I'm interested to see how this goes and am following along. The two things I would point out are:

1. The problem is with stored phosphate inside the rock that is leaching in to the water column. You aren't concerned with the phosphate that's in the water column that you can test, you are concerned with the phosphate that is still bound to the rocks and will continue to leach once you add it to your tank. I'm not sure you can say for certain whether or not the bacterial blooms you are encouraging are actually interacting with the bound phosphate in any meaningful way, or whether they're just consuming the phosphate that's already been leached in to the water. Encouraging the bacterial blooms might have no impact on the amount of time it will take for the rock to become exhausted of phosphate.

2. The success of this premise will depend on you being able to get the bacteria that has taken up the phosphate out of the tank and sequestered in the skimmer cup. If bacteria are interacting with the bound phosphate in the rocks but also colonizing the rocks themselves, you're not necessarily going to be able to get it out through skimming, you might have the same problem as you did before in that there is excess phosphate in your rocks that could eventually leach out, only it's temporarily inside the cells of bacteria.

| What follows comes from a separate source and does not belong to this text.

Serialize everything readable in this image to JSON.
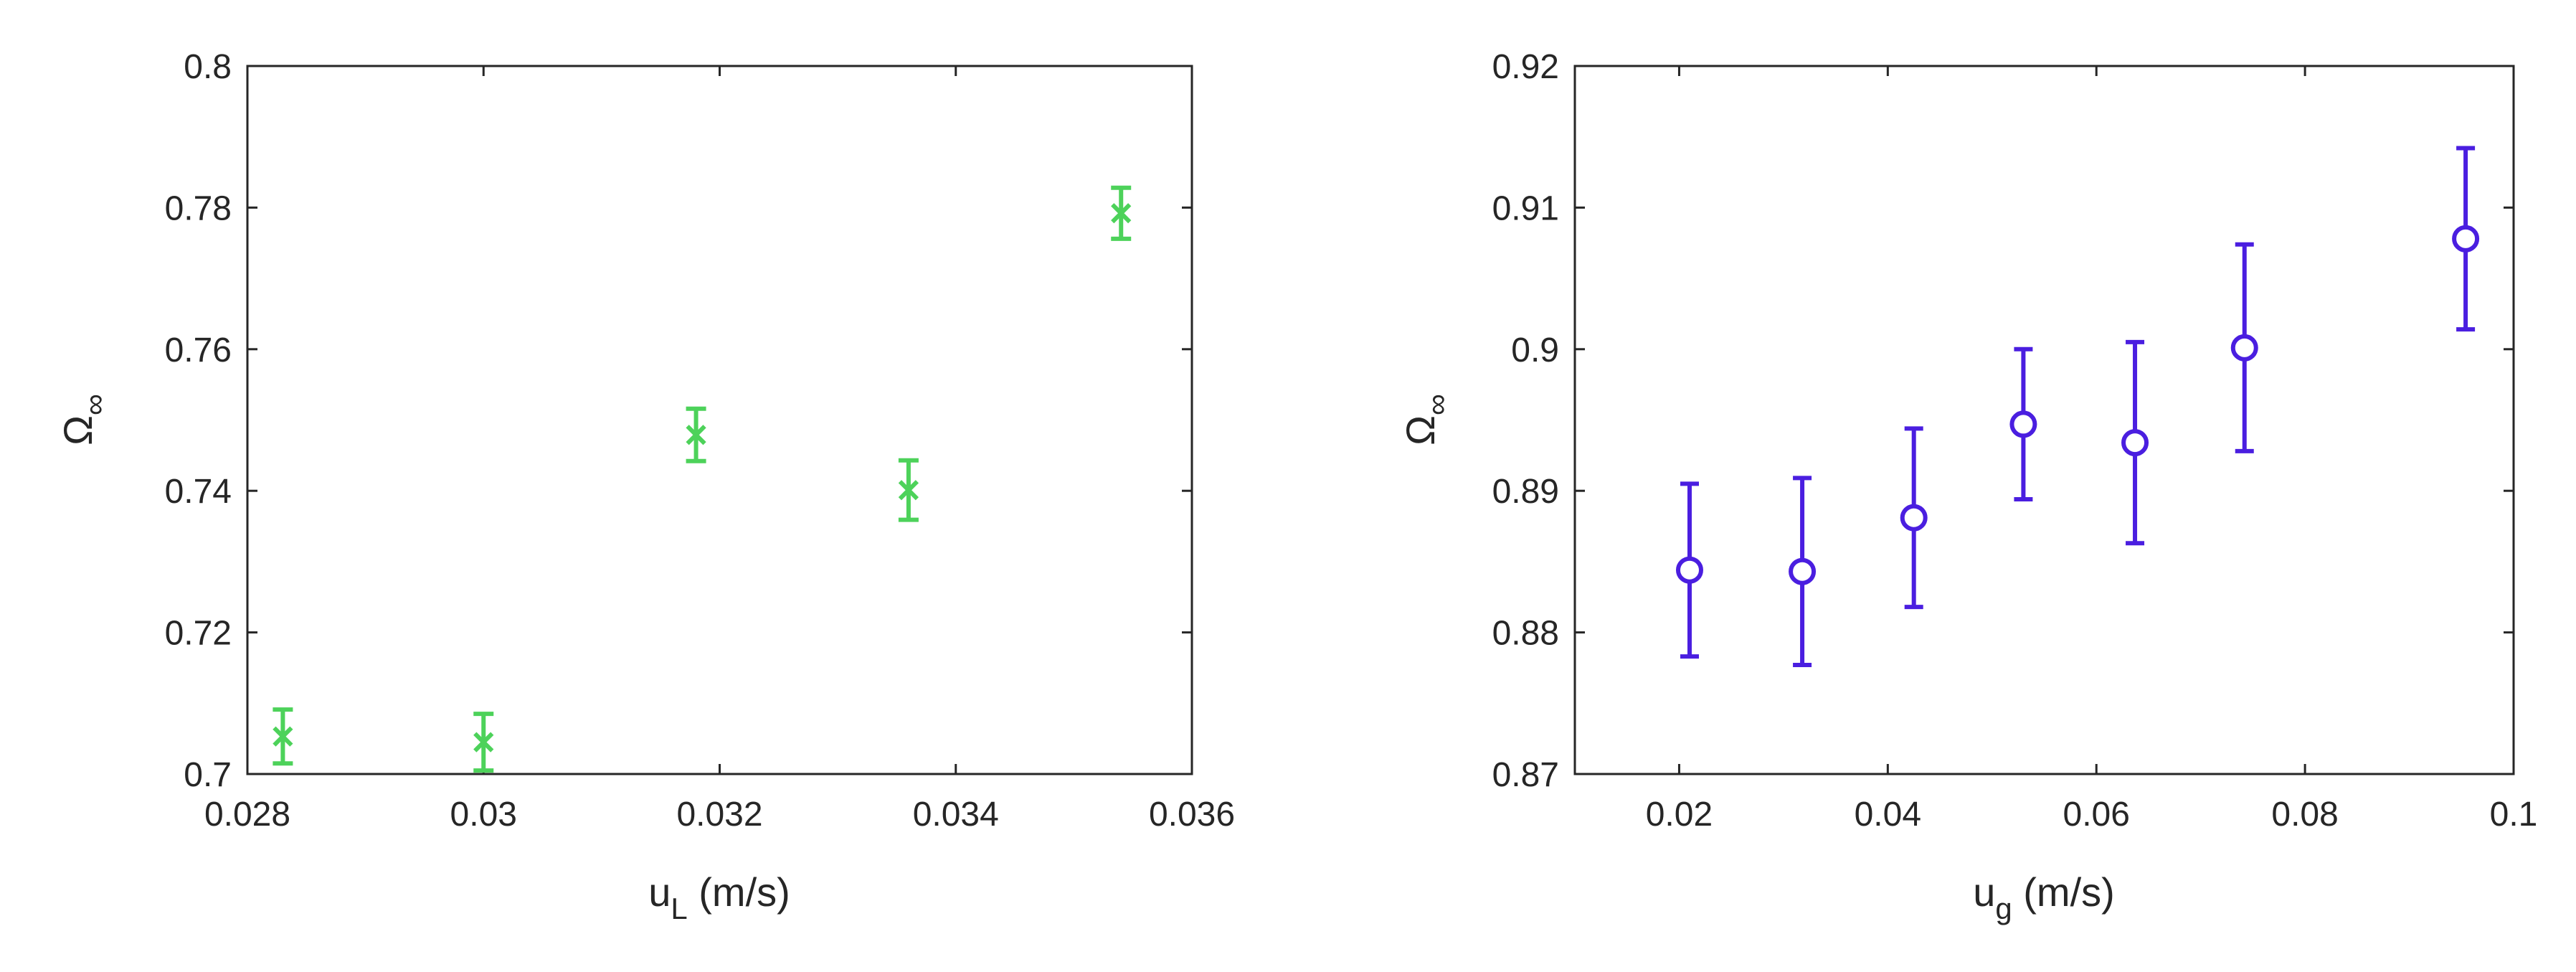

However, it's an interesting experiment and I think you should continue and see what happens. Another way to do this that might be more efficient would be to simply soak your rock in (assuming it's dead rock) in RODI water and do a 100% water change every day. Since all you want to do is get the phosphate out, you don't need to waste money soaking it in salt water, and the absence of any phosphate ions (there should be a tiny amount in most salt mixes) in RODI water should favour a faster diffusion of phosphate out of the rock.